Девушка почувствовала, что, кажется, проспала слишком долго. Раньше она вставала гораздо раньше утреннего обхода и перевязки.
— Подождите, — услышала она голос Эридана.
С ее глаз сняли повязку и нанесли какую-то новую мазь. Она отличалась по консистенции и запаху, была более плотной, словно масло, и пахла кровью, животным жиром, тухлятиной и какой-то химической горечью. Глаза сразу же стало щипать.
— Жжет, — пожаловалась она.
— Сильно?
— Неприятно.
— Зариллон предупреждал, что такое возможно, — объяснил паладин. — Скажи, если станет нестерпимо.
Девушка согласно кивнула. Послышался крик Каленгила:
— Вы мне кислоту в глаза втираете?
Дождавшись, когда закончат перевязку, девушка шикнула на зеленого:
— Не притворяйся, не так уж и больно. Или ты такой чувствительный?
Ненадолго замолчав, гвардеец произнес плаксивым голосом:
— Да, мамочка, пожалей меня.
Эридан издал отчетливый смешок.
— Иди сюда, пожалею, — произнесла тифлингесса нехорошим тоном, — только потом не жалуйся.
Повисло двухсекундное молчание, после которого зеленый спросил с наигранным страхом:
— Господин, она достала нож?
— Успокойтесь, — фыркнул паладин, — если вас это обрадует, то все мы намазались этой мазью. Теперь мы все пахнем мертвечиной. На нее вся надежда. Зариллон говорит, что первым делом устранит нашу заразность, а затем и саму болезнь.

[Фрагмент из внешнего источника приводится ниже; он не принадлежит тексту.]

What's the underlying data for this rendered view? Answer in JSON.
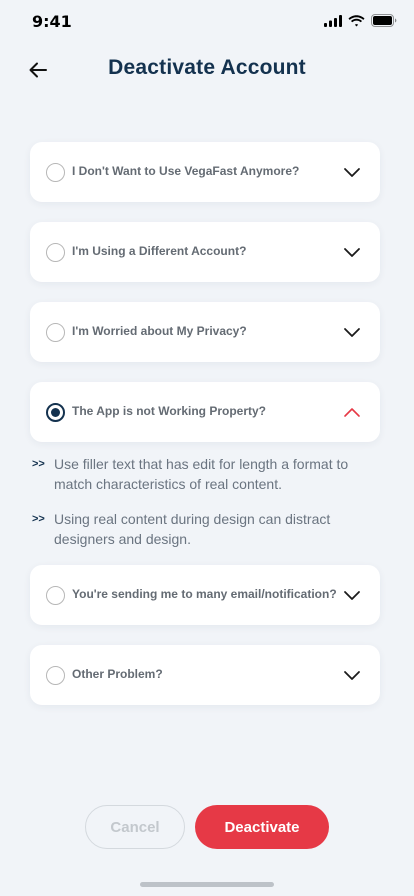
{
  "status_bar": {
    "time": "9:41"
  },
  "header": {
    "title": "Deactivate Account"
  },
  "reasons": [
    {
      "label": "I Don't Want to Use VegaFast Anymore?",
      "selected": false,
      "expanded": false
    },
    {
      "label": "I'm Using a Different Account?",
      "selected": false,
      "expanded": false
    },
    {
      "label": "I'm Worried about My Privacy?",
      "selected": false,
      "expanded": false
    },
    {
      "label": "The App is not Working Property?",
      "selected": true,
      "expanded": true,
      "details": [
        "Use filler text that has edit for length a format to match characteristics of real content.",
        "Using real content during design can distract designers and design."
      ]
    },
    {
      "label": "You're sending me to many email/notification?",
      "selected": false,
      "expanded": false
    },
    {
      "label": "Other Problem?",
      "selected": false,
      "expanded": false
    }
  ],
  "detail_bullet": ">>",
  "actions": {
    "cancel_label": "Cancel",
    "deactivate_label": "Deactivate"
  },
  "colors": {
    "accent": "#E63946",
    "primary": "#14324F",
    "background": "#F1F4F8"
  },
  "icons": {
    "back": "arrow-left-icon",
    "collapsed": "chevron-down-icon",
    "expanded": "chevron-up-icon"
  }
}
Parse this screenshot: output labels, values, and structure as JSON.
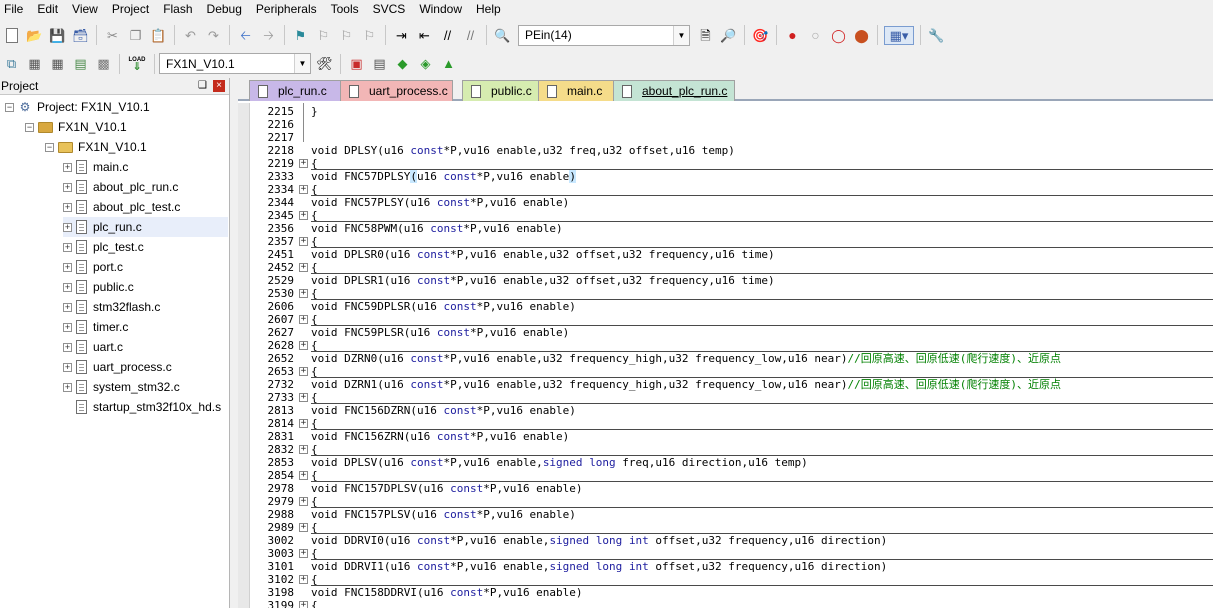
{
  "menubar": [
    "File",
    "Edit",
    "View",
    "Project",
    "Flash",
    "Debug",
    "Peripherals",
    "Tools",
    "SVCS",
    "Window",
    "Help"
  ],
  "toolbar1": {
    "find_combo_value": "PEin(14)"
  },
  "toolbar2": {
    "target_combo_value": "FX1N_V10.1",
    "load_label": "LOAD"
  },
  "project_panel": {
    "title": "Project",
    "pin_glyph": "❑",
    "close_glyph": "×",
    "tree": [
      {
        "label": "Project: FX1N_V10.1",
        "level": 0,
        "kind": "project",
        "expander": "-"
      },
      {
        "label": "FX1N_V10.1",
        "level": 1,
        "kind": "target",
        "expander": "-"
      },
      {
        "label": "FX1N_V10.1",
        "level": 2,
        "kind": "folder",
        "expander": "-"
      },
      {
        "label": "main.c",
        "level": 3,
        "kind": "file",
        "expander": "+"
      },
      {
        "label": "about_plc_run.c",
        "level": 3,
        "kind": "file",
        "expander": "+"
      },
      {
        "label": "about_plc_test.c",
        "level": 3,
        "kind": "file",
        "expander": "+"
      },
      {
        "label": "plc_run.c",
        "level": 3,
        "kind": "file",
        "expander": "+",
        "selected": true
      },
      {
        "label": "plc_test.c",
        "level": 3,
        "kind": "file",
        "expander": "+"
      },
      {
        "label": "port.c",
        "level": 3,
        "kind": "file",
        "expander": "+"
      },
      {
        "label": "public.c",
        "level": 3,
        "kind": "file",
        "expander": "+"
      },
      {
        "label": "stm32flash.c",
        "level": 3,
        "kind": "file",
        "expander": "+"
      },
      {
        "label": "timer.c",
        "level": 3,
        "kind": "file",
        "expander": "+"
      },
      {
        "label": "uart.c",
        "level": 3,
        "kind": "file",
        "expander": "+"
      },
      {
        "label": "uart_process.c",
        "level": 3,
        "kind": "file",
        "expander": "+"
      },
      {
        "label": "system_stm32.c",
        "level": 3,
        "kind": "file",
        "expander": "+"
      },
      {
        "label": "startup_stm32f10x_hd.s",
        "level": 3,
        "kind": "file",
        "expander": ""
      }
    ]
  },
  "tabs": [
    {
      "label": "plc_run.c",
      "color": "#c8b8e8",
      "active": false
    },
    {
      "label": "uart_process.c",
      "color": "#f2b6b6",
      "active": false
    },
    {
      "label": "public.c",
      "color": "#d6ecb0",
      "active": false
    },
    {
      "label": "main.c",
      "color": "#f5dc8a",
      "active": false
    },
    {
      "label": "about_plc_run.c",
      "color": "#c4e4d4",
      "active": true
    }
  ],
  "code_lines": [
    {
      "n": "2215",
      "fold": "",
      "text": "}"
    },
    {
      "n": "2216",
      "fold": "",
      "text": ""
    },
    {
      "n": "2217",
      "fold": "",
      "text": ""
    },
    {
      "n": "2218",
      "fold": "",
      "text": "void DPLSY(u16 const*P,vu16 enable,u32 freq,u32 offset,u16 temp)"
    },
    {
      "n": "2219",
      "fold": "+",
      "text": "{"
    },
    {
      "n": "2333",
      "fold": "",
      "text": "void FNC57DPLSY(u16 const*P,vu16 enable)"
    },
    {
      "n": "2334",
      "fold": "+",
      "text": "{"
    },
    {
      "n": "2344",
      "fold": "",
      "text": "void FNC57PLSY(u16 const*P,vu16 enable)"
    },
    {
      "n": "2345",
      "fold": "+",
      "text": "{"
    },
    {
      "n": "2356",
      "fold": "",
      "text": "void FNC58PWM(u16 const*P,vu16 enable)"
    },
    {
      "n": "2357",
      "fold": "+",
      "text": "{"
    },
    {
      "n": "2451",
      "fold": "",
      "text": "void DPLSR0(u16 const*P,vu16 enable,u32 offset,u32 frequency,u16 time)"
    },
    {
      "n": "2452",
      "fold": "+",
      "text": "{"
    },
    {
      "n": "2529",
      "fold": "",
      "text": "void DPLSR1(u16 const*P,vu16 enable,u32 offset,u32 frequency,u16 time)"
    },
    {
      "n": "2530",
      "fold": "+",
      "text": "{"
    },
    {
      "n": "2606",
      "fold": "",
      "text": "void FNC59DPLSR(u16 const*P,vu16 enable)"
    },
    {
      "n": "2607",
      "fold": "+",
      "text": "{"
    },
    {
      "n": "2627",
      "fold": "",
      "text": "void FNC59PLSR(u16 const*P,vu16 enable)"
    },
    {
      "n": "2628",
      "fold": "+",
      "text": "{"
    },
    {
      "n": "2652",
      "fold": "",
      "text": "void DZRN0(u16 const*P,vu16 enable,u32 frequency_high,u32 frequency_low,u16 near)",
      "comment": "//回原高速、回原低速(爬行速度)、近原点"
    },
    {
      "n": "2653",
      "fold": "+",
      "text": "{"
    },
    {
      "n": "2732",
      "fold": "",
      "text": "void DZRN1(u16 const*P,vu16 enable,u32 frequency_high,u32 frequency_low,u16 near)",
      "comment": "//回原高速、回原低速(爬行速度)、近原点"
    },
    {
      "n": "2733",
      "fold": "+",
      "text": "{"
    },
    {
      "n": "2813",
      "fold": "",
      "text": "void FNC156DZRN(u16 const*P,vu16 enable)"
    },
    {
      "n": "2814",
      "fold": "+",
      "text": "{"
    },
    {
      "n": "2831",
      "fold": "",
      "text": "void FNC156ZRN(u16 const*P,vu16 enable)"
    },
    {
      "n": "2832",
      "fold": "+",
      "text": "{"
    },
    {
      "n": "2853",
      "fold": "",
      "text": "void DPLSV(u16 const*P,vu16 enable,signed long freq,u16 direction,u16 temp)"
    },
    {
      "n": "2854",
      "fold": "+",
      "text": "{"
    },
    {
      "n": "2978",
      "fold": "",
      "text": "void FNC157DPLSV(u16 const*P,vu16 enable)"
    },
    {
      "n": "2979",
      "fold": "+",
      "text": "{"
    },
    {
      "n": "2988",
      "fold": "",
      "text": "void FNC157PLSV(u16 const*P,vu16 enable)"
    },
    {
      "n": "2989",
      "fold": "+",
      "text": "{"
    },
    {
      "n": "3002",
      "fold": "",
      "text": "void DDRVI0(u16 const*P,vu16 enable,signed long int offset,u32 frequency,u16 direction)"
    },
    {
      "n": "3003",
      "fold": "+",
      "text": "{"
    },
    {
      "n": "3101",
      "fold": "",
      "text": "void DDRVI1(u16 const*P,vu16 enable,signed long int offset,u32 frequency,u16 direction)"
    },
    {
      "n": "3102",
      "fold": "+",
      "text": "{"
    },
    {
      "n": "3198",
      "fold": "",
      "text": "void FNC158DDRVI(u16 const*P,vu16 enable)"
    },
    {
      "n": "3199",
      "fold": "+",
      "text": "{"
    }
  ]
}
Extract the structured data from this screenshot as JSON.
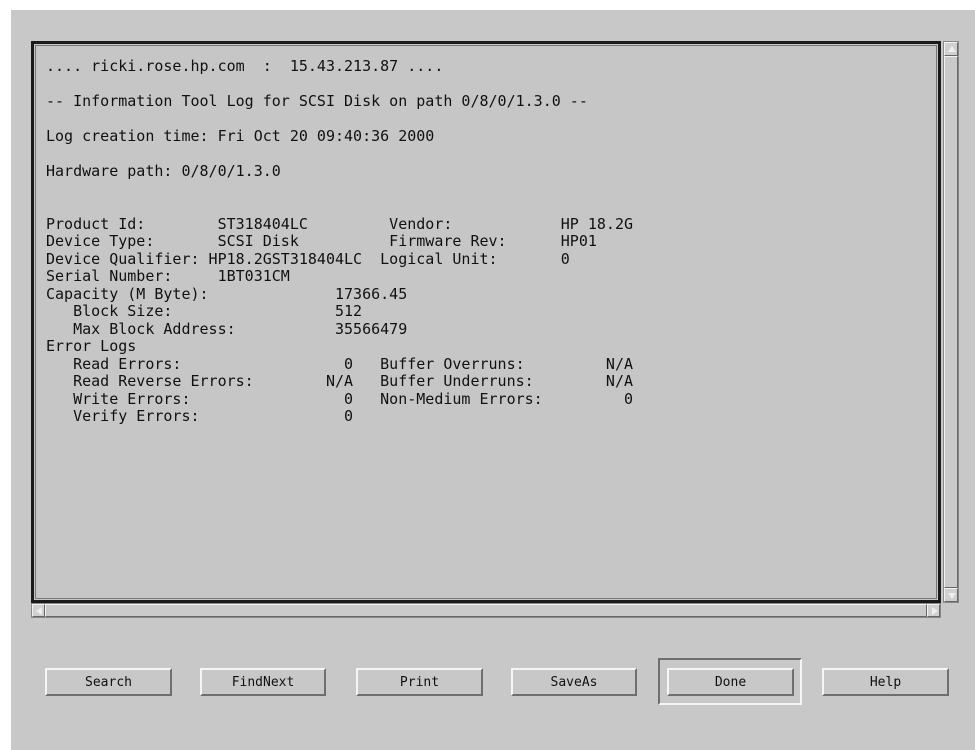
{
  "log": {
    "lines": [
      ".... ricki.rose.hp.com  :  15.43.213.87 ....",
      "",
      "-- Information Tool Log for SCSI Disk on path 0/8/0/1.3.0 --",
      "",
      "Log creation time: Fri Oct 20 09:40:36 2000",
      "",
      "Hardware path: 0/8/0/1.3.0",
      "",
      "",
      "Product Id:        ST318404LC         Vendor:            HP 18.2G",
      "Device Type:       SCSI Disk          Firmware Rev:      HP01",
      "Device Qualifier: HP18.2GST318404LC  Logical Unit:       0",
      "Serial Number:     1BT031CM",
      "Capacity (M Byte):              17366.45",
      "   Block Size:                  512",
      "   Max Block Address:           35566479",
      "Error Logs",
      "   Read Errors:                  0   Buffer Overruns:         N/A",
      "   Read Reverse Errors:        N/A   Buffer Underruns:        N/A",
      "   Write Errors:                 0   Non-Medium Errors:         0",
      "   Verify Errors:                0"
    ]
  },
  "buttons": {
    "search": "Search",
    "findnext": "FindNext",
    "print": "Print",
    "saveas": "SaveAs",
    "done": "Done",
    "help": "Help"
  },
  "icons": {
    "scroll_up": "arrow-up-icon",
    "scroll_down": "arrow-down-icon",
    "scroll_left": "arrow-left-icon",
    "scroll_right": "arrow-right-icon"
  },
  "colors": {
    "window_bg": "#c8c8c8",
    "frame_border": "#1a1a1a",
    "text": "#111111"
  }
}
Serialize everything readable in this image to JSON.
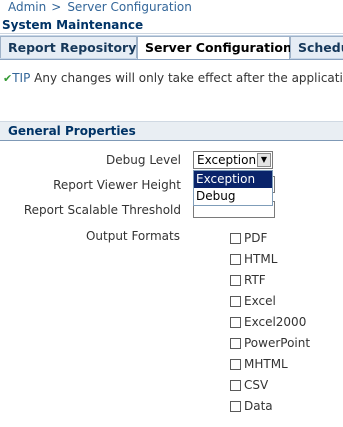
{
  "breadcrumb": {
    "items": [
      "Admin",
      "Server Configuration"
    ],
    "separator": ">"
  },
  "page_title": "System Maintenance",
  "tabs": [
    {
      "label": "Report Repository",
      "active": false
    },
    {
      "label": "Server Configuration",
      "active": true
    },
    {
      "label": "Schedu",
      "active": false
    }
  ],
  "tip": {
    "icon": "checkmark-icon",
    "label": "TIP",
    "text": "Any changes will only take effect after the application"
  },
  "section": {
    "title": "General Properties"
  },
  "form": {
    "debug_level": {
      "label": "Debug Level",
      "value": "Exception",
      "options": [
        "Exception",
        "Debug"
      ],
      "highlighted_option": "Exception",
      "open": true
    },
    "report_viewer_height": {
      "label": "Report Viewer Height",
      "value": ""
    },
    "report_scalable_threshold": {
      "label": "Report Scalable Threshold",
      "value": ""
    },
    "output_formats": {
      "label": "Output Formats",
      "options": [
        {
          "label": "PDF",
          "checked": false
        },
        {
          "label": "HTML",
          "checked": false
        },
        {
          "label": "RTF",
          "checked": false
        },
        {
          "label": "Excel",
          "checked": false
        },
        {
          "label": "Excel2000",
          "checked": false
        },
        {
          "label": "PowerPoint",
          "checked": false
        },
        {
          "label": "MHTML",
          "checked": false
        },
        {
          "label": "CSV",
          "checked": false
        },
        {
          "label": "Data",
          "checked": false
        }
      ]
    }
  },
  "colors": {
    "link": "#336699",
    "header_text": "#003366",
    "tab_bar": "#c8d7e8",
    "selected_option": "#0a246a",
    "tip_check": "#339933"
  }
}
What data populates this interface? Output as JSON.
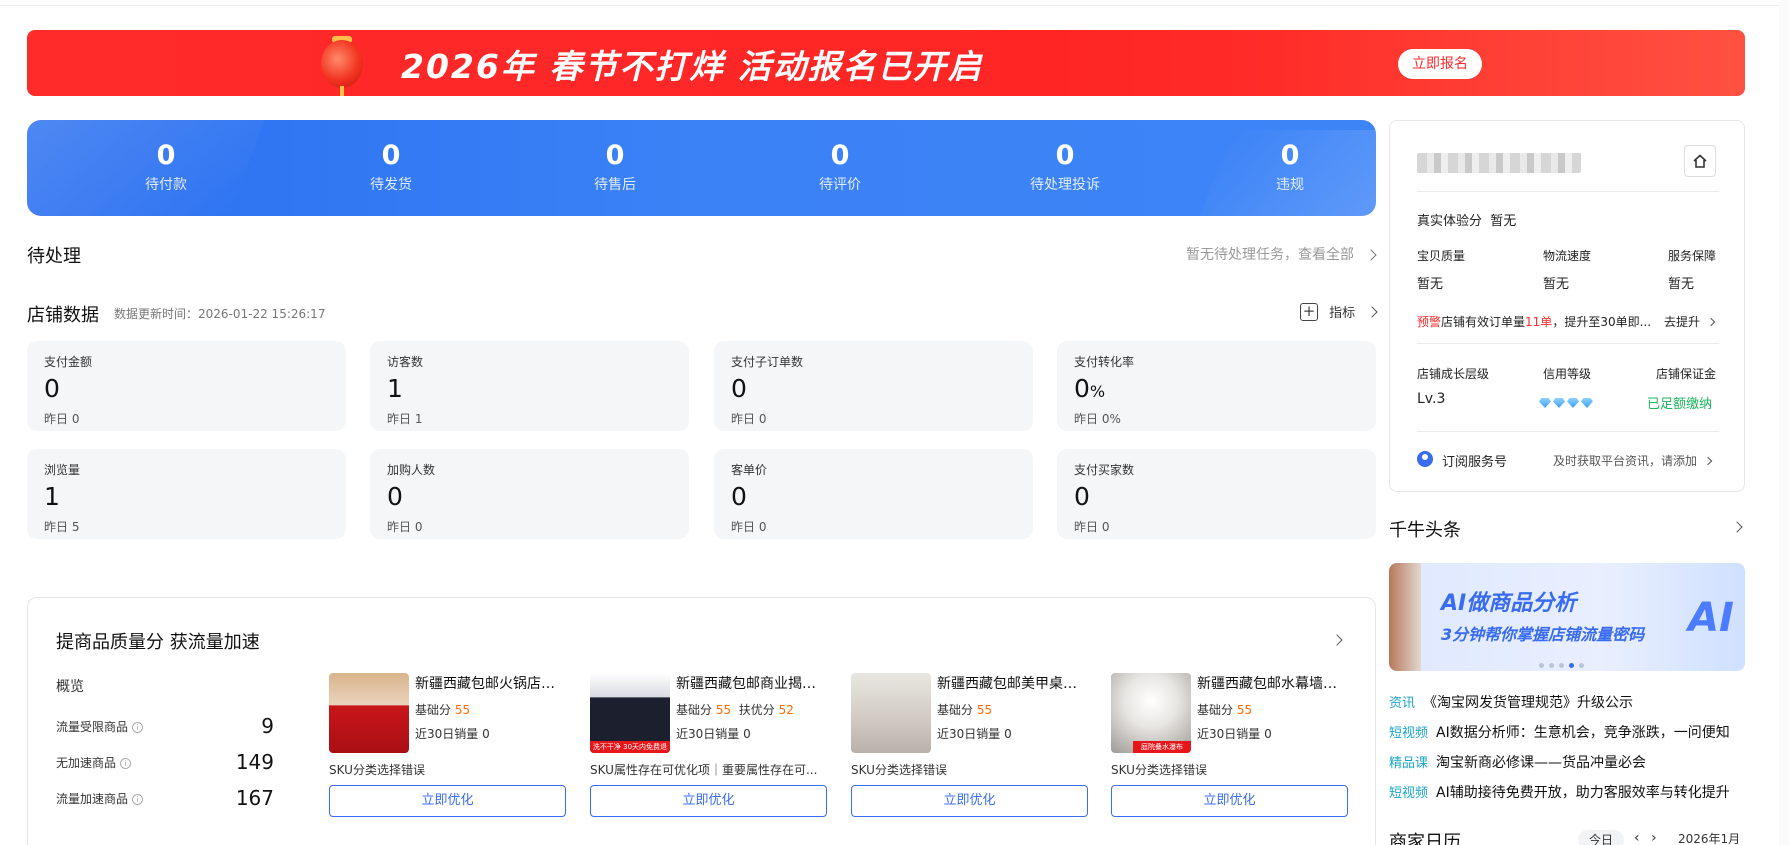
{
  "banner": {
    "title": "2026年 春节不打烊 活动报名已开启",
    "button": "立即报名"
  },
  "order_status": [
    {
      "count": "0",
      "label": "待付款"
    },
    {
      "count": "0",
      "label": "待发货"
    },
    {
      "count": "0",
      "label": "待售后"
    },
    {
      "count": "0",
      "label": "待评价"
    },
    {
      "count": "0",
      "label": "待处理投诉"
    },
    {
      "count": "0",
      "label": "违规"
    }
  ],
  "pending": {
    "title": "待处理",
    "link": "暂无待处理任务，查看全部"
  },
  "store_data": {
    "title": "店铺数据",
    "update_time": "数据更新时间：2026-01-22 15:26:17",
    "metrics_button": "指标",
    "cards": [
      {
        "title": "支付金额",
        "value": "0",
        "unit": "",
        "yesterday": "昨日 0"
      },
      {
        "title": "访客数",
        "value": "1",
        "unit": "",
        "yesterday": "昨日 1"
      },
      {
        "title": "支付子订单数",
        "value": "0",
        "unit": "",
        "yesterday": "昨日 0"
      },
      {
        "title": "支付转化率",
        "value": "0",
        "unit": "%",
        "yesterday": "昨日 0%"
      },
      {
        "title": "浏览量",
        "value": "1",
        "unit": "",
        "yesterday": "昨日 5"
      },
      {
        "title": "加购人数",
        "value": "0",
        "unit": "",
        "yesterday": "昨日 0"
      },
      {
        "title": "客单价",
        "value": "0",
        "unit": "",
        "yesterday": "昨日 0"
      },
      {
        "title": "支付买家数",
        "value": "0",
        "unit": "",
        "yesterday": "昨日 0"
      }
    ]
  },
  "quality": {
    "title": "提商品质量分 获流量加速",
    "overview": "概览",
    "rows": [
      {
        "label": "流量受限商品",
        "value": "9"
      },
      {
        "label": "无加速商品",
        "value": "149"
      },
      {
        "label": "流量加速商品",
        "value": "167"
      }
    ],
    "products": [
      {
        "name": "新疆西藏包邮火锅店调...",
        "base_label": "基础分",
        "base": "55",
        "extra_label": "",
        "extra": "",
        "sales": "近30日销量 0",
        "issue": "SKU分类选择错误",
        "button": "立即优化",
        "thumb_color": "#c8161b"
      },
      {
        "name": "新疆西藏包邮商业揭盖...",
        "base_label": "基础分",
        "base": "55",
        "extra_label": "扶优分",
        "extra": "52",
        "sales": "近30日销量 0",
        "issue": "SKU属性存在可优化项｜重要属性存在可...",
        "button": "立即优化",
        "thumb_color": "#1b1f2e",
        "thumb_caption": "洗不干净 30天内免费退"
      },
      {
        "name": "新疆西藏包邮美甲桌椅...",
        "base_label": "基础分",
        "base": "55",
        "extra_label": "",
        "extra": "",
        "sales": "近30日销量 0",
        "issue": "SKU分类选择错误",
        "button": "立即优化",
        "thumb_color": "#cfc9c2"
      },
      {
        "name": "新疆西藏包邮水幕墙流...",
        "base_label": "基础分",
        "base": "55",
        "extra_label": "",
        "extra": "",
        "sales": "近30日销量 0",
        "issue": "SKU分类选择错误",
        "button": "立即优化",
        "thumb_color": "#e8e6e2",
        "thumb_caption": "庭院叠水瀑布"
      }
    ]
  },
  "account": {
    "real_score_label": "真实体验分",
    "real_score_value": "暂无",
    "scores": [
      {
        "label": "宝贝质量",
        "value": "暂无"
      },
      {
        "label": "物流速度",
        "value": "暂无"
      },
      {
        "label": "服务保障",
        "value": "暂无"
      }
    ],
    "warning_tag": "预警",
    "warning_text_a": "店铺有效订单量",
    "warning_count": "11单",
    "warning_text_b": "，提升至30单即...",
    "warning_action": "去提升",
    "growth_label": "店铺成长层级",
    "growth_value": "Lv.3",
    "credit_label": "信用等级",
    "credit_gems": 4,
    "deposit_label": "店铺保证金",
    "deposit_value": "已足额缴纳",
    "subscribe_label": "订阅服务号",
    "subscribe_hint": "及时获取平台资讯，请添加"
  },
  "news": {
    "title": "千牛头条",
    "carousel_title": "AI做商品分析",
    "carousel_sub": "3分钟帮你掌握店铺流量密码",
    "carousel_logo": "AI",
    "carousel_index": 4,
    "carousel_count": 5,
    "items": [
      {
        "tag": "资讯",
        "text": "《淘宝网发货管理规范》升级公示"
      },
      {
        "tag": "短视频",
        "text": "AI数据分析师：生意机会，竞争涨跌，一问便知"
      },
      {
        "tag": "精品课",
        "text": "淘宝新商必修课——货品冲量必会"
      },
      {
        "tag": "短视频",
        "text": "AI辅助接待免费开放，助力客服效率与转化提升"
      }
    ]
  },
  "calendar": {
    "title": "商家日历",
    "today": "今日",
    "month": "2026年1月"
  },
  "colors": {
    "banner_red": "#ff2a2a",
    "status_blue": "#3b82f6",
    "accent_blue": "#3a6cf0",
    "orange": "#ff6a00",
    "green": "#1bb55c"
  }
}
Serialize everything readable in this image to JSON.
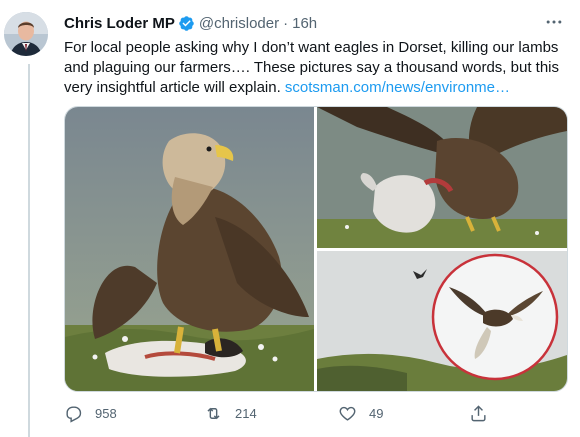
{
  "tweet": {
    "author_name": "Chris Loder MP",
    "handle": "@chrisloder",
    "separator": "·",
    "time": "16h",
    "text": "For local people asking why I don’t want eagles in Dorset, killing our lambs and plaguing our farmers…. These pictures say a thousand words, but this very insightful article will explain. ",
    "link_text": "scotsman.com/news/environme…",
    "reply_count": "958",
    "retweet_count": "214",
    "like_count": "49"
  },
  "icons": {
    "verified": "verified-badge-icon",
    "more": "more-horizontal-icon",
    "reply": "reply-icon",
    "retweet": "retweet-icon",
    "like": "heart-icon",
    "share": "share-icon"
  },
  "colors": {
    "link": "#1d9bf0",
    "verified": "#1d9bf0",
    "secondary_text": "#536471",
    "thread_line": "#cfd9de"
  }
}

После перевязки выдали завтрак. Поев, Кьяра немного прошлась вокруг своей койки, разминая конечности. Находившись, прилегла плести узлы на веревке, тренируя ловкость рук. Каленгил мурлыкал песенки. Эридан, судя по звукам, наматывал круги по лазарету, периодически откликаясь на зов медиков. Кажется, он стал своего рода помощником лекарей, но не противился этому. Наоборот, он был жутко рад возможности быть при деле.
— Еще немного, и я покроюсь мхом, — пожаловался Каленгил.